Anabela não disse mais nada ao ver que Telmo insistia. Ela temia que, se lhe desse algumas respostas, ele suspeitaria de algo. Mas quanto tempo mais poderia esconder tudo aquilo dele?

Logo depois de sair do café, Telmo a levou de volta para a escola. "Anabela, vamos jantar juntos esta noite, está bem?", disse Telmo, quando eles chegavam no portão da escola. Ele parecia relutar em ir embora.

Anabela olhou para ele e respondeu: "Telmo, nesta noite, eu tenho que trabalhar meio turno.

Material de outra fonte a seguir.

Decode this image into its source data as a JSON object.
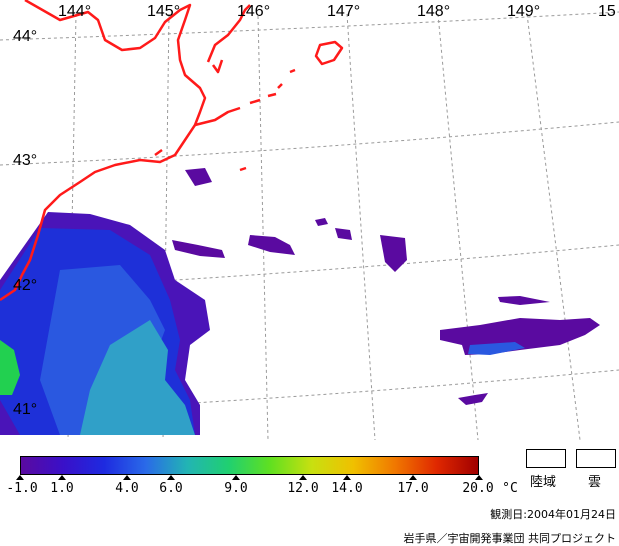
{
  "map": {
    "lon_labels": [
      "144°",
      "145°",
      "146°",
      "147°",
      "148°",
      "149°",
      "15"
    ],
    "lat_labels": [
      "44°",
      "43°",
      "42°",
      "41°"
    ],
    "coast_color": "#ff1a1a",
    "grid_color": "#999999"
  },
  "legend": {
    "ticks": [
      "-1.0",
      "1.0",
      "4.0",
      "6.0",
      "9.0",
      "12.0",
      "14.0",
      "17.0",
      "20.0"
    ],
    "unit": "°C",
    "colors": [
      "#5a0aa0",
      "#3a10c8",
      "#1e2ae0",
      "#2a6ae8",
      "#22b4b4",
      "#20d070",
      "#60e020",
      "#c8e010",
      "#f0c000",
      "#f07800",
      "#e02800",
      "#a00000"
    ],
    "land_label": "陸域",
    "cloud_label": "雲"
  },
  "footer": {
    "date": "観測日:2004年01月24日",
    "credit": "岩手県／宇宙開発事業団 共同プロジェクト"
  }
}
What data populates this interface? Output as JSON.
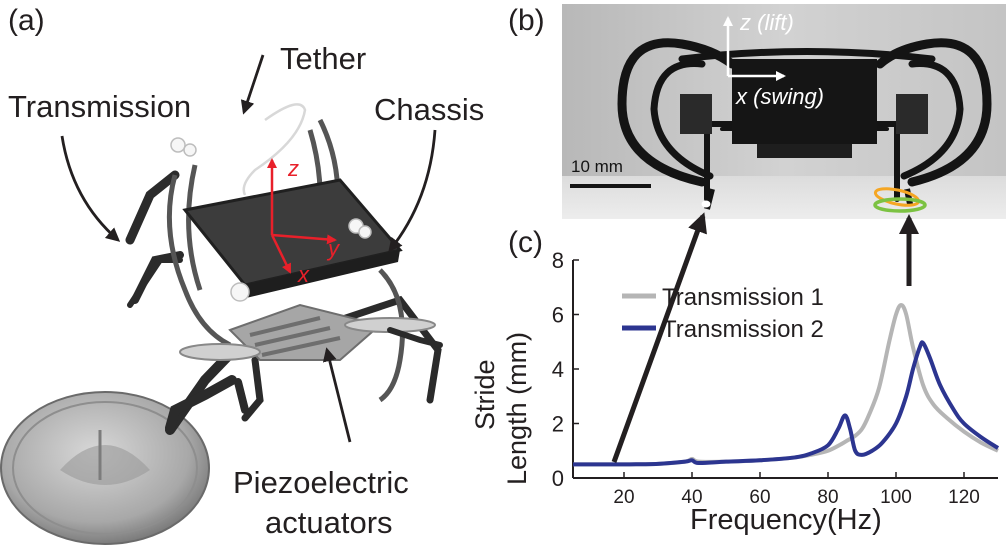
{
  "panel_a": {
    "label": "(a)",
    "callouts": {
      "tether": "Tether",
      "transmission": "Transmission",
      "chassis": "Chassis",
      "actuator_line1": "Piezoelectric",
      "actuator_line2": "actuators"
    },
    "axes": {
      "z": "z",
      "y": "y",
      "x": "x"
    },
    "axis_color": "#e8202a"
  },
  "panel_b": {
    "label": "(b)",
    "z_axis": "z (lift)",
    "x_axis": "x (swing)",
    "scale_bar": "10 mm",
    "trajectory_colors": [
      "#f5a623",
      "#7cc242"
    ]
  },
  "panel_c": {
    "label": "(c)"
  },
  "chart_data": {
    "type": "line",
    "xlabel": "Frequency(Hz)",
    "ylabel_line1": "Stride",
    "ylabel_line2": "Length (mm)",
    "xlim": [
      5,
      130
    ],
    "ylim": [
      0,
      8
    ],
    "xticks": [
      20,
      40,
      60,
      80,
      100,
      120
    ],
    "yticks": [
      0,
      2,
      4,
      6,
      8
    ],
    "legend_position": "top-left",
    "series": [
      {
        "name": "Transmission 1",
        "color": "#b5b5b5",
        "x": [
          5,
          10,
          20,
          30,
          38,
          40,
          42,
          50,
          60,
          70,
          75,
          80,
          84,
          86,
          88,
          90,
          92,
          95,
          98,
          100,
          101.5,
          103,
          105,
          108,
          111,
          115,
          120,
          125,
          130
        ],
        "y": [
          0.5,
          0.5,
          0.5,
          0.52,
          0.6,
          0.7,
          0.6,
          0.6,
          0.65,
          0.75,
          0.85,
          1.0,
          1.25,
          1.4,
          1.55,
          1.8,
          2.3,
          3.3,
          5.0,
          6.0,
          6.35,
          6.0,
          4.8,
          3.4,
          2.7,
          2.2,
          1.7,
          1.3,
          1.0
        ]
      },
      {
        "name": "Transmission 2",
        "color": "#2c3590",
        "x": [
          5,
          10,
          20,
          30,
          38,
          40,
          42,
          50,
          60,
          70,
          75,
          80,
          83,
          85,
          86.5,
          88,
          90,
          93,
          96,
          100,
          103,
          105,
          107,
          108,
          110,
          113,
          117,
          120,
          125,
          130
        ],
        "y": [
          0.5,
          0.5,
          0.5,
          0.52,
          0.6,
          0.65,
          0.55,
          0.6,
          0.65,
          0.75,
          0.9,
          1.2,
          1.8,
          2.3,
          1.8,
          1.0,
          0.85,
          1.0,
          1.3,
          2.0,
          3.0,
          4.0,
          4.8,
          4.95,
          4.4,
          3.4,
          2.5,
          2.0,
          1.5,
          1.1
        ]
      }
    ]
  }
}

Podemos deixar para outra ocasião, pode ser?"

Telmo a analisou por um momento. Percebendo que não era conveniente para Anabela sair naquela noite, ele não a importunou mais, e acrescentou: "Tudo bem! Aqui está o meu novo número de telefone. Você pode me ligar quando tiver tempo, de acordo?"

"Certo, tudo bem", disse Anabela, pegando o cartão de visita e examinando o cargo dele, onde se lia: Diretor Executivo e Vice-Presidente do Grupo Silva.

Assim que a garota terminou suas aulas, voltou para a villa. Estava vazia e seu marido ainda não havia regressado à casa. Por causa disso, a garota se sentiu aliviada, pelo menos por alguns momentos.

Ajudou Maria a preparar o jantar e esperou que José voltasse para lhe dar uma explicação.

"Senhora Carolina, por favor, jante você primeiro! Como o senhor José não ligou novamente, ele pode nem voltar esta noite", expressou Maria com preocupação, vendo que a garota não estava comendo ou bebendo nada porque estava esperando que José voltasse. Já era quase meia-noite.

Anabela balançou a cabeça, respondendo: "Não importa, ele vai voltar."

Anabela sabia que a volta do seu marido não seria uma coisa boa para ela. No entanto, pensava que ele regressaria mais cedo ou mais tarde, e ela deveria enfrentar os acontecimentos. Naquele dia, ela havia topado com José, e foi algo difícil de explicar.

Finalmente, o carro de seu marido adentrou a villa à uma hora da madrugada.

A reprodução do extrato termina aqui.